Памяти о. Георгия Флоровского
В августе исполняется пять лет со дня смерти о. Георгия Флоровского — одного из крупнейших русских богословов нашего века. У нашего храма есть особые основания вспомнить о нем. Ведь именно в храме Христа Спасителя проходили первые занятия Свято-Владимирской семинарии, ректором которой он был впоследствии. Свою последнюю литургию о. Георгий также отслужил в нашем храме за несколько недель до кончины. Привезший его в церковь ученик его и друг профессор Акдрю Блэйн, слушая произносимую почти шопотом проповедь старца, сказал одному из наших молодых прихожан — своему студенту: “Запишите ее, это его последняя проповедь”.

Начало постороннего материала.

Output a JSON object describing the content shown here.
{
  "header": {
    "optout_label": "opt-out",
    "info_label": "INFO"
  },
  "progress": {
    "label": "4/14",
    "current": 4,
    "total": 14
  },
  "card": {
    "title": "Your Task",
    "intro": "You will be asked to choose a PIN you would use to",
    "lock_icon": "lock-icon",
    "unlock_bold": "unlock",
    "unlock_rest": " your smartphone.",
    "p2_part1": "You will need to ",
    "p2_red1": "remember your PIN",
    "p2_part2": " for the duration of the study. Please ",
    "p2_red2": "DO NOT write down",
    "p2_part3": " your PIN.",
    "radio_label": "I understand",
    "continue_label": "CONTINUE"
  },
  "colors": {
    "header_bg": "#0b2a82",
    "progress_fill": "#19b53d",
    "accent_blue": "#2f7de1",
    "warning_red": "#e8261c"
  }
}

Конечно проповедь записана не была. И она действительно оказалась последней. Через две недели о. Георгий Флоровский в возрасте 86 лет скончался в Принстоне, где преподавал и прожил последние годы. Здесь можно упомянуть, что о. Георгий много где жил и где преподавал. Он родился в Одессе в семье ректора Одесской духовной семинарии, но предпочел светское образование, которое было у него самым разносторонним. Закончив после классической гимназии историко-филологический факультет, он изучал философию, психологию, а также математику, физику и биологию. Интересно отметить, что на него обратил внимание академик Павлов. По настоянию Павлова работа молодого Флоровского по слюноотделению была напечатана в трудах Академии Наук. Однако на первом месте стояли философские интересы: от греческой философии до русской общественной мысли. Кажется, его первая печатная работа, изданная в 1913 году — это библиография к произведениям Владимира Соловьева, с которым он потом всю жизнь полемизировал. Флоровский был, пожалуй, уникальным богословом, в котором интеллектуальные интересы русской интеллигенции слились с традиционным православным святоотеческим мировоззрением.

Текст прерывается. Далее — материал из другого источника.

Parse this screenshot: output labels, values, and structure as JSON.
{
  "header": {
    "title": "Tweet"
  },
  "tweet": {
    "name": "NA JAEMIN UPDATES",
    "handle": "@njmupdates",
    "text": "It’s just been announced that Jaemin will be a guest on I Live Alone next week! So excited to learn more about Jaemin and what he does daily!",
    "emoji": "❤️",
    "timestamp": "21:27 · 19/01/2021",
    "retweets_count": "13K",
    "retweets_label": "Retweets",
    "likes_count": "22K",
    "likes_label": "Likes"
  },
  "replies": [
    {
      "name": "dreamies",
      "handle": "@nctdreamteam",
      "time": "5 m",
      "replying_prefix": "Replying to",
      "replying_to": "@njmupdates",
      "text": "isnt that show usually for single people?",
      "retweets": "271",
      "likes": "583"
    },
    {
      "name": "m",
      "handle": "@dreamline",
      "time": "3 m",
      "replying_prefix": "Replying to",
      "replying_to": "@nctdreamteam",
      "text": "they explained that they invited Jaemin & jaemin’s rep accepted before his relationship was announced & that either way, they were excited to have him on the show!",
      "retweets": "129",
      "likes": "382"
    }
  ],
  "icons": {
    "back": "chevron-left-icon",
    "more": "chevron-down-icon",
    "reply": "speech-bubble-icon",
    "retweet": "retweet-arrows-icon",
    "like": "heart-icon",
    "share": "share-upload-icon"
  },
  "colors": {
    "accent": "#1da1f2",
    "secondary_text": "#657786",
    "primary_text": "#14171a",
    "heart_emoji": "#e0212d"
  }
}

Свою магистерскую диссертацию, уже в эмиграции, он писал по исторической философии Герцена. Его жадный интерес к русской светской культуре естественно сочетался с интересом к патристической мысли. Он был лучшим русским знатоком патристики в наш век и преподавал ее долгие годы в Святосергиевском богословском институте в Париже, в семинарии Св. Владимира в Нью-Йорке, в Гарварде и Принстоне.
Этот уникальный синтез интересов в столь разных и никогда до него не соприкасавшихся областях нашел свое выражение в главном труде его жизни “Пути русского богословия”. Книга, написанная в тридцатых годах, явилась завершением работы над полной историей православного предания, начиная с раннего христианства и кончая русскими духовными исканиями начала нашего века.
Первые две книги Флоровского “Восточные отцы четвертого века” и “Византийские отцы” посвящены истории святоотеческой мысли, из которой он воспринял нормы для оценки хода развития русского богословия. Однако, “Пути русского богословия” — это не исследование некой узкой специальной области, как может показаться из ее заглавия. Это книга о всей русской духовной культуре, о путях русской мысли и самосознании, начиная с крещения Руси до начала ХХ века. В ней собрано все: здесь мы найдем протопопа Аввакума и раскол, историю русского духовного и светского образования, здесь мы встретим имена философов и писателей: Гоголя, Достоевского и Толстого, но также Белинского с Бакуниным , западников и славянафилов, масонов и революционеров, профессоров духовных академий и светских религиозных мыслителей. “Пути русского богословия” — это энциклопедия, в которой русская культура рассматривается в аспекте своего взаимоотношения с христианством в его православном святоотеческом Предании.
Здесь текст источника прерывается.